VGE, qui a souvent froncé les sourcils lorsque la Constitution européenne a été soumise à référendul en France, voudrait maintenant un débat public sur la présidence européenne, pour définir cette présidence. Il craint que les délégations des 27 pays de l’UE, discutant en secret du cas, n’enterrent la Présidence européenne sous un un amas de bouquets de fleurs dissimulant l’absence de réels pouvoirs. Pourquoi pas un débat public, certes? Car qui dit débat sur la présidence dit débat sur les pouvoirs de la présidence, c’est-à-dire débat sur la politique, – et même, sur la “grande politique” européenne. Ce serait une occasion de se compter, pour savoir qui veut quoi et qui fait quoi en matière de “grande politique” européenne.
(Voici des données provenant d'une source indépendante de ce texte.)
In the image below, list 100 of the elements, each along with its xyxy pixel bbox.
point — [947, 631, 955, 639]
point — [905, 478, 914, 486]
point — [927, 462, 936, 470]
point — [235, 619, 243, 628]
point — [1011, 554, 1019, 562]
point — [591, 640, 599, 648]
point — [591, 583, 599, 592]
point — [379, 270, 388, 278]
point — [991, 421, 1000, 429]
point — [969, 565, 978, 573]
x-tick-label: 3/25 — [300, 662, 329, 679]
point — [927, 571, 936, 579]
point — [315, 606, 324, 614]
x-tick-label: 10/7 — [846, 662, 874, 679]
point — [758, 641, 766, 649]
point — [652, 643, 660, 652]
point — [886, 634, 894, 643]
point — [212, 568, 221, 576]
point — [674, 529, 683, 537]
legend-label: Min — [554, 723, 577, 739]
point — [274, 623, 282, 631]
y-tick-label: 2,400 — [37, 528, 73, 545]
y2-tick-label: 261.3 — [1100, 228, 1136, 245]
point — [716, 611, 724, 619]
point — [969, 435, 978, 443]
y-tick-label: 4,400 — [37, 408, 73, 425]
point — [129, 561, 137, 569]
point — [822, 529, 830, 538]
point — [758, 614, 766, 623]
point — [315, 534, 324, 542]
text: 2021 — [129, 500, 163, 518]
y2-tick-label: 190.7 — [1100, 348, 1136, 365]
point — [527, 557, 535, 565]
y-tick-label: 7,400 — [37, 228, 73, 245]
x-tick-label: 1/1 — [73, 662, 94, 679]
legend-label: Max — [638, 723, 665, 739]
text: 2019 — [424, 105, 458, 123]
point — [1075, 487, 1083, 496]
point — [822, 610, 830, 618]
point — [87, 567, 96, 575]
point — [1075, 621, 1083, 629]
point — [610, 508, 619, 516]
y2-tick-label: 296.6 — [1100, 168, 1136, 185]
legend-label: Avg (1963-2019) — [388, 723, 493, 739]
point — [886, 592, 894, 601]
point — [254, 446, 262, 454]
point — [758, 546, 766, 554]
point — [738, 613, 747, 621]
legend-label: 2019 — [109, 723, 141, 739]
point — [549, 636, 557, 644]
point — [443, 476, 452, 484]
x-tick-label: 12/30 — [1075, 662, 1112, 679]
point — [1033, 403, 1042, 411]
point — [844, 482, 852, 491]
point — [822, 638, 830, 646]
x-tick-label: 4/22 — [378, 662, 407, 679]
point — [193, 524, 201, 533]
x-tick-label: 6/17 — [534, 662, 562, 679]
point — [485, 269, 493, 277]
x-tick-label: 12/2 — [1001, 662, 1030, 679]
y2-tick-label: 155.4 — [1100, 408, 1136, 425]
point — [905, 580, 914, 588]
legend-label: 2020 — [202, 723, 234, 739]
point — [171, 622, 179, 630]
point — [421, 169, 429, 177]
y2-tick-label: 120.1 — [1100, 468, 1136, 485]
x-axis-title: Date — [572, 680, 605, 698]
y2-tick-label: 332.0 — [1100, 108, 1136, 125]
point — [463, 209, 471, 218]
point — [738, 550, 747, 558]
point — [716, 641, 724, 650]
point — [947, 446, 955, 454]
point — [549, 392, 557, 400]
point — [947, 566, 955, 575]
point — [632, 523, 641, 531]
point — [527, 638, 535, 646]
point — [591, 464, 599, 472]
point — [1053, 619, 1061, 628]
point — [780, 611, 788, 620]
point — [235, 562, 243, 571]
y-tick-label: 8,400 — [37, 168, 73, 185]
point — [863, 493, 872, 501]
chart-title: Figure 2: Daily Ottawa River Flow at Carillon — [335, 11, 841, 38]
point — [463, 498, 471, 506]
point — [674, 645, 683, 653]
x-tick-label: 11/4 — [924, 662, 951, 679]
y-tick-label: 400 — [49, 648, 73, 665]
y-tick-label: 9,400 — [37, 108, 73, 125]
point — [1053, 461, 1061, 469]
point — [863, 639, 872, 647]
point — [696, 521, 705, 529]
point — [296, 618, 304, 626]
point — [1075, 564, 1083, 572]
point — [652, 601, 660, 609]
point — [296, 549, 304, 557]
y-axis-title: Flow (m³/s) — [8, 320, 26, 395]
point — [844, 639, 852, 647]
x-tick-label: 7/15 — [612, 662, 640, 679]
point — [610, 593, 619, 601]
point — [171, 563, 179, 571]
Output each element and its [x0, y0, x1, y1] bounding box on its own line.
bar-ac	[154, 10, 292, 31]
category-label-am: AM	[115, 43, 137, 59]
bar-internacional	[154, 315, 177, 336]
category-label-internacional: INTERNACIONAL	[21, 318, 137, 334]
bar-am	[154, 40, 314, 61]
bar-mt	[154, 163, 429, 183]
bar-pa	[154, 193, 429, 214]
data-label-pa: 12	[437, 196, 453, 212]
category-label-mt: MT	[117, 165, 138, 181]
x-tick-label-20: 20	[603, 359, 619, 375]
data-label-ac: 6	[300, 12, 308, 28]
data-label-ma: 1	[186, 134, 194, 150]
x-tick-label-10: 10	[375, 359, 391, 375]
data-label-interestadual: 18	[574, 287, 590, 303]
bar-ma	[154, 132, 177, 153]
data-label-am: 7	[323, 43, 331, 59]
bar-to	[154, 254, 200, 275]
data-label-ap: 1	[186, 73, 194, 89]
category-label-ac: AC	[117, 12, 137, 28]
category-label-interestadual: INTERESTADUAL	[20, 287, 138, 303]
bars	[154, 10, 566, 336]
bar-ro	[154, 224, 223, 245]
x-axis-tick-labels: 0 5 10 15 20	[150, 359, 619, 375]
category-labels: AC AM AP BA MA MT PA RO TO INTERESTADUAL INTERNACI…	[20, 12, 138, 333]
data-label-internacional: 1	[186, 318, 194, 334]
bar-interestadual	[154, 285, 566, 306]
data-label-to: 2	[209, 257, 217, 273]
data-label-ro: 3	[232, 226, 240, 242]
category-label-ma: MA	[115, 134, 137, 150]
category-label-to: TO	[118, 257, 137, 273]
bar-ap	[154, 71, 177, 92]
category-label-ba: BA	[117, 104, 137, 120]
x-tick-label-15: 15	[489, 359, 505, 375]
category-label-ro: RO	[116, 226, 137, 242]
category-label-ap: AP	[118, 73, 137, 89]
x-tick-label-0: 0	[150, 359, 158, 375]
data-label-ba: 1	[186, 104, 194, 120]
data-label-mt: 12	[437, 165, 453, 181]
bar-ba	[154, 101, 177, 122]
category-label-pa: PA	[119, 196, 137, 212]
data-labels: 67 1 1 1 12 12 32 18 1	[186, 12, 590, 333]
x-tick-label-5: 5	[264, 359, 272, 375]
Dans ce cas comme dans celui qui a été évoqué précédemment, il n’y a rien à perdre. Un tel débat ne risque pas de compromettre l’acquis européen en la matière, puisque cet acquis est strictement égal à zéro et qu’il est en général d’effet négatif pour les vrais intérêts européens. Il n’y a rien qui, de près ou de loin, ressemble à une “grande politique” européenne. S’agiter autour de la présidence conduira à s’agiter autour de la politique que devrait conduire ou accompagner un tel président. C’est alors que l’on rencontrera des situations extrêmement intéressantes.
Une candidature Blair autour de la question de la présidence européenne, c’est une mèche allumée pour une bombe à retardement dont on ne finit plus d’attendre qu’elle explose. Au contraire de ce que craignent les divers souverainistes, une avancée vers la présidence européenne passant par un tel débat signifie moins la mise à mort des nations (de ce qui reste des nations) que la mise en cause de la prétentieuse dialectique européenne de nos élites.